Quel est le risque, alors ? Il est qu'on finisse par avoir une
peur réciproque tellement importante — chez les parents d'un
enfant, de tout contact de celui-ci avec un étranger, et chez tout le
monde, d'un rapport avec un enfant qui pourrait passer pour ambigu aux
yeux des paranoïaques — que la société ne permette plus les
rapports entre adultes et enfants qui sont nécessaires pour ces
derniers à leur bon développement social et émotionnel. Des exemples
que j'ai déjà évoqués sont à cet égard représentatifs : un étranger
ferait bien de s'abstenir d'offrir des bonbons à un enfant de peur
d'être soupçonné de vouloir les appâter, et il vaut mieux s'abstenir
de leur raconter un secret parce qu'on peut s'imaginer le danger si un
enfant raconte à ses parents que M. Untel a fait quelque chose de
secret
avec eux. Ces problèmes sont réels et pas uniquement
théorique, ils ont été
récemment soulignés
et analysés par le groupe de
réflexion Civitas
au Royaume-Uni dans un pamphlet
intitulé Licensed
to Hug.
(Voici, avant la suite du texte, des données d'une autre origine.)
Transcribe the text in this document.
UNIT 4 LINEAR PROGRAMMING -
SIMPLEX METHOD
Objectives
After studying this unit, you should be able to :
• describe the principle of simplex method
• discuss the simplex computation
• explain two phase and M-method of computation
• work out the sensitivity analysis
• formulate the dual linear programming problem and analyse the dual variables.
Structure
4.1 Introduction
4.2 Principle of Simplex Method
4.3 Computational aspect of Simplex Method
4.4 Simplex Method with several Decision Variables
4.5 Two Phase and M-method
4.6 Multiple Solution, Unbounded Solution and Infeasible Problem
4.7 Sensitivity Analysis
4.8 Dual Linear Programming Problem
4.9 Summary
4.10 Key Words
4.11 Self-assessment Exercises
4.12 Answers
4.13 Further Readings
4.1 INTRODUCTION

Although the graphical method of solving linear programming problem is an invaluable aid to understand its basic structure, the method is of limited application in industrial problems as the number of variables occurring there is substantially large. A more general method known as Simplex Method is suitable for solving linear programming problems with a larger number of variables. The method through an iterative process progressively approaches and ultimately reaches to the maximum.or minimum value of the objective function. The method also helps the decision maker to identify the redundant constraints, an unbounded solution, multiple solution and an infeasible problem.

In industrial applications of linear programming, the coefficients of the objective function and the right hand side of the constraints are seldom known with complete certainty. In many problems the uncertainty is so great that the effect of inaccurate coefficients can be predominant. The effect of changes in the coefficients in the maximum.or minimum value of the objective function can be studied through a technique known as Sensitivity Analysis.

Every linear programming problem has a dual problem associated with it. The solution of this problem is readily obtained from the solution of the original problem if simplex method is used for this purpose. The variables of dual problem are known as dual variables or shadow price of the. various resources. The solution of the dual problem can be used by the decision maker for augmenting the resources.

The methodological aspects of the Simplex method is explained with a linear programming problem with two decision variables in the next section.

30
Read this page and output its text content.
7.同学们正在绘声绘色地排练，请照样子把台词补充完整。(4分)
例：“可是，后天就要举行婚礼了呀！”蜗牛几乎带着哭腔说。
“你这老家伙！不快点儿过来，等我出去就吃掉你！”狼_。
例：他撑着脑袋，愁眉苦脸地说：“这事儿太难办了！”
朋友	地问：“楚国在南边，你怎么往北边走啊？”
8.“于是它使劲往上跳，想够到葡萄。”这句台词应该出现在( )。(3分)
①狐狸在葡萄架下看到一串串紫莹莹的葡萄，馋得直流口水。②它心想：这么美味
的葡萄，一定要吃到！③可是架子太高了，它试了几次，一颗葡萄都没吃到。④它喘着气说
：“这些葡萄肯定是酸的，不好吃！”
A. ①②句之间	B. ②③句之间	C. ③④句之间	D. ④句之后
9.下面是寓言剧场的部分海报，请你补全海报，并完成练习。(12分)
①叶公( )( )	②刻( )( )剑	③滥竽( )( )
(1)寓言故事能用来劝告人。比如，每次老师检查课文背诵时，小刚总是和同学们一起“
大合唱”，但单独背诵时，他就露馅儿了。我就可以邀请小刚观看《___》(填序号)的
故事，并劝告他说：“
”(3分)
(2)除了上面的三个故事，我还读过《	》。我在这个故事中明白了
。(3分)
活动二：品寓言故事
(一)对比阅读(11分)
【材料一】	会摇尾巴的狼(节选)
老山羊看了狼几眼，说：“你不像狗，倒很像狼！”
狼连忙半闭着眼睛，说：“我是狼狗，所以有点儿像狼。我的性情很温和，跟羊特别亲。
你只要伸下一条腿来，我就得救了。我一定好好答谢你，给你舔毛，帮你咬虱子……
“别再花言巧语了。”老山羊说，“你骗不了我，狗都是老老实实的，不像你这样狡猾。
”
Quand on n'aura plus d'instituteurs, de moniteurs
de sport ou de centre aéré, etc., et que les enfants seront tellement
privés du contact avec les adultes qu'ils
joueront Lord of the Flies en toute
liberté, on se sentira bien malins.
Telle que je présente cette hystérie collective au sujet de la
pédophilie, on pourrait penser que j'ai perdu de vue ma dénonciation
générale du principe de précaution
; je crois pourtant que
c'est bien de ça qu'il est question. Car le principe de précaution
est celui qui consiste à perdre tout recul et toute sobriété dans
l'analyse d'un problème ou d'un danger, à adopter une attitude
dogmatique (brancardée sous le nom d'attitude de précaution
, ce
qui ne veut rien dire) et à dénoncer toute autre approche comme
irresponsable car trop dangereuse pour quelque chose de censément
précieux (du genre : vous ne voudriez pas risquer de mettre en
danger nos enfants au nom d'un calcul approximatif ? on n'est
jamais trop prudent
). Eh bien si, on peut être trop prudent, et
on peut même faire beaucoup de mal en l'étant : la vérité, c'est que
la chasse aux sorcières autour du prétexte de la pédophilie cause
beaucoup plus de torts qu'elle ne pourrait en éviter, y compris aux
enfants.
Ayant commencé avec une blague, on pourrait terminer par un lien
vers un joli petit documentaire comme on en faisait
autrefois : Boys
Beware, mettant en garde les garçons américains contre les
dangers des pervers zomosexuels qui les menacent.
[#] Un des arguments
parfois avancés est d'éviter la situation où aucune image ne pourrait
être condamné parce que la défense peut toujours répliquer ah, mais
vous ne pouvez pas prouver que ce n'est pas une image de
synthèse
. C'est tout de même un peu faible quand les images sont
manifestement du dessin d'art !
[#2] Certains défendent
l'idée en disant que les enfants sont plus vulnérables, donc
on doit plus les protéger. Avec le même raisonnement, on doit sans
doute conclure que plus il y a d'alarmes autour d'une maison moins il
est grave de la cambrioler ?
[#3] Pour être bien
clair, je ne défends certainement pas non plus l'idée d'inculquer aux
enfants la peur de leurs propres parents ! Car au sein de la famille
aussi on ne peut que déplorer un
certain excès
de pudibonderie.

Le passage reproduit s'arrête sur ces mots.